In one of the most destructive periods of U.S. military history in Hawaii, from 1941 to 1990, a huge quantity of artillery, bombs, missiles and torpedoes was fired into the island of Kahoolawe, including three massive 500-ton TNT explosions intended to simulate nuclear blasts on ships.
The Protect Kahoʻolawe ʻOhana used non-violent direct action, lawsuits and political pressure to end the bombing in 1990 and secure the return of the island to the State of Hawaii as a Native Hawaiian cultural reserve in 2003.

Men at work in 1942 building one of the 20 massive subterranean fuel tanks at Red Hill. Photo: U.S. ARMY
After $400 million spent on clean-up, Kahoolawe is still widely contaminated with unexploded ordnance buried in the ground and in nearshore waters.
Of greatest concern today in Hawaii are the U.S. military’s 20 massive 20-story-high jet fuel tanks dug 75 years ago into the hillside of Red Hill above Pearl Harbor that together hold 250 million gallons of jet fuel.
The ancient leaking jet fuel tanks are only 100 feet above the drinking water aquifer of Honolulu and have been a source of citizen concern for decades.
This article first appeared in Honolulu Civil Beat.
Jim Albertini has been a social justice activist since the U.S. war on Vietnam.
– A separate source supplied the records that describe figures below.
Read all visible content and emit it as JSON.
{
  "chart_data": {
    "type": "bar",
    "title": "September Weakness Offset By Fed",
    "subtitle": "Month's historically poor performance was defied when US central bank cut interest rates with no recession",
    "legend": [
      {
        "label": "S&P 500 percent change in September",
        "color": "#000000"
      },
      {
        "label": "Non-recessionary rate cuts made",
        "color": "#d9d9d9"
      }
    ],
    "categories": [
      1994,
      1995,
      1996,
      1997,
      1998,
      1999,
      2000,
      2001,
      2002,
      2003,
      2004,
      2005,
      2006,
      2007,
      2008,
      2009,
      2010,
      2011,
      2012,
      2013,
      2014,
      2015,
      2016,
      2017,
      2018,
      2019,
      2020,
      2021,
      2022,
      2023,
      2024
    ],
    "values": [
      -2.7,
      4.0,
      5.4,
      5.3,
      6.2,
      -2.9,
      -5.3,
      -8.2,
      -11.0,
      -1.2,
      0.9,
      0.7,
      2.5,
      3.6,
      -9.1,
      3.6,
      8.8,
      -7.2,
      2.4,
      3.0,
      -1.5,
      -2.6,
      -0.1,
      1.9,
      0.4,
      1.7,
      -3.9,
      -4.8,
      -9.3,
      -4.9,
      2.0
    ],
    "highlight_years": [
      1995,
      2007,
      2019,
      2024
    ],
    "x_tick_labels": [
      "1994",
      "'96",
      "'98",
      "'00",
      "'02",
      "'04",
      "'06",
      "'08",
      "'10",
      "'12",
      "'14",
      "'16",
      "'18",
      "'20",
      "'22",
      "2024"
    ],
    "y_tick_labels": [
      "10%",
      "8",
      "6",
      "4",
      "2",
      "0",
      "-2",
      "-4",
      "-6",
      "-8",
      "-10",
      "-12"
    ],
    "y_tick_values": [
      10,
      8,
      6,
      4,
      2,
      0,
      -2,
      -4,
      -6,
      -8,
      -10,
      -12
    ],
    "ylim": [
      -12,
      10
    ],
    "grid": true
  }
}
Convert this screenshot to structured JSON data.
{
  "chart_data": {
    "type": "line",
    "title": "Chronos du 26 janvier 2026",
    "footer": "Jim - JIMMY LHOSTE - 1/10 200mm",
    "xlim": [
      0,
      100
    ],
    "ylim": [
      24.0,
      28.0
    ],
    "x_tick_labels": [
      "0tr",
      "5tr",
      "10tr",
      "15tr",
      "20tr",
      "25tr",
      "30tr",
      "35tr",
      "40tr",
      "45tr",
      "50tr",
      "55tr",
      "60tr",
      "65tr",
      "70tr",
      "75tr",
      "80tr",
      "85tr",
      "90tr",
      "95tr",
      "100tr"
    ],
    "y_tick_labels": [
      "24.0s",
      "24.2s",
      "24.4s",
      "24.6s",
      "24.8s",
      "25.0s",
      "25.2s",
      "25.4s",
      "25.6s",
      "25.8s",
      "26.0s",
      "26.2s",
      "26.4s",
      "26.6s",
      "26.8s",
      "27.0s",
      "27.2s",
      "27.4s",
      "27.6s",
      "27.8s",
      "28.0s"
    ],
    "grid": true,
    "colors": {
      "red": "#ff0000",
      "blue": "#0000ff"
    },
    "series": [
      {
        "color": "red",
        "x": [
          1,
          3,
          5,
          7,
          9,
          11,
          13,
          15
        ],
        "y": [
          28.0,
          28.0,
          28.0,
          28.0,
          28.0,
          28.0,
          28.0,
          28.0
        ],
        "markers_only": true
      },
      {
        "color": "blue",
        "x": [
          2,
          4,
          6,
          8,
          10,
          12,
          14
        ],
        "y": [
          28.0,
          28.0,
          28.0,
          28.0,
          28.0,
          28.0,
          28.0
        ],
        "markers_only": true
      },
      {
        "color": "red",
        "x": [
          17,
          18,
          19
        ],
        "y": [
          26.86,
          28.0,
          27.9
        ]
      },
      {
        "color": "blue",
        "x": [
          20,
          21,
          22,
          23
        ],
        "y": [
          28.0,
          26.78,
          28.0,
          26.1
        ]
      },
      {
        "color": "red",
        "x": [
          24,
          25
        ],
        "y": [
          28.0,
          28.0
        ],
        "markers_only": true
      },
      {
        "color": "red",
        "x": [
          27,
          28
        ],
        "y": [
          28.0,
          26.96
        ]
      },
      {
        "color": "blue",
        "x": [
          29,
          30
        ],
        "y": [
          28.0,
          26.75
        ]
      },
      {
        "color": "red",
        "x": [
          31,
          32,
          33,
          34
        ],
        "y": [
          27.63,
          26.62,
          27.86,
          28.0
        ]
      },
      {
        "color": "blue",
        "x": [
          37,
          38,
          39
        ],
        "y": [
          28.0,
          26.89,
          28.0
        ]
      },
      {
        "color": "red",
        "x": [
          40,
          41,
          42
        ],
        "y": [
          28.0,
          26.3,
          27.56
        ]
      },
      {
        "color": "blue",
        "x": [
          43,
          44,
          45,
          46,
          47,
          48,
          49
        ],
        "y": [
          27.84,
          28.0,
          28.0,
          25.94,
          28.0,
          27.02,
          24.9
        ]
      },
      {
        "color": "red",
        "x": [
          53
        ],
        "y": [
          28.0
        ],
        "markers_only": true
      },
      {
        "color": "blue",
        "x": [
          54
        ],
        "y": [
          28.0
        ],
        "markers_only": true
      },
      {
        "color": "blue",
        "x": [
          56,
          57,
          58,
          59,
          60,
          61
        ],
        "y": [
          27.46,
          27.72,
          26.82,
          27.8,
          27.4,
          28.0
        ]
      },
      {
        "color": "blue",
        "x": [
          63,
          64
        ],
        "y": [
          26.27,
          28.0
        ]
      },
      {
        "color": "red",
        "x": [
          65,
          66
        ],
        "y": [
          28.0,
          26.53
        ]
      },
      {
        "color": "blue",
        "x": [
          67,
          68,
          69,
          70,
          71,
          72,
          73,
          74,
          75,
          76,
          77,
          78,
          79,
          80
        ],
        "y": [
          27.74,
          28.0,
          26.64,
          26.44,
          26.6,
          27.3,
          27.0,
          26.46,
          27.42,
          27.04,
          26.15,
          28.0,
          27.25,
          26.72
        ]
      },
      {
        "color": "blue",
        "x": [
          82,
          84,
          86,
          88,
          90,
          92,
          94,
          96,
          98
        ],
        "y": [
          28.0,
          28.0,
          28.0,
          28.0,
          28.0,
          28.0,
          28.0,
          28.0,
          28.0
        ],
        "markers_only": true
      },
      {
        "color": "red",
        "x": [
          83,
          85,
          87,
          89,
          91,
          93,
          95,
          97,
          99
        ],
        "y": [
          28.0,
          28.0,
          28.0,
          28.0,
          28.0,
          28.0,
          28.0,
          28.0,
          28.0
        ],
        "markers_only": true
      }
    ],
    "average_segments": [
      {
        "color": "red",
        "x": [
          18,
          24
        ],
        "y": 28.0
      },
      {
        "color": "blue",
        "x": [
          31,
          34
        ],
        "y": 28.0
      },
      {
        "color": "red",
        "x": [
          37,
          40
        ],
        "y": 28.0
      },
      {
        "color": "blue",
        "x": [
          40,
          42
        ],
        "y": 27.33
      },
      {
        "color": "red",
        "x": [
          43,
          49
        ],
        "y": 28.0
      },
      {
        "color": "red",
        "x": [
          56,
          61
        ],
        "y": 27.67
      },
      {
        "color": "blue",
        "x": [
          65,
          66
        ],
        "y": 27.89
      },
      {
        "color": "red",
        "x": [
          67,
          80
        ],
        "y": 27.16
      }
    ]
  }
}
He is the founder of Malu ‘Aina Center for Non-violent Education and Action and the author of "The Dark Side of Paradise: Hawai'i in a Nuclear World."
Kyle Kajihiro has researched the militarization of Hawaii for decades. He is the former Hawaii area program director of the American Friends Service Committee.
Ann Wright served 29 years in the U.S. Army/Army Reserves and retired as a Colonel. She was a U.S. diplomat for 16 years and resigned in opposition to the U.S. war on Iraq. She has lived in Honolulu for 17 years and is the co-author of “Dissent: Voices of Conscience.”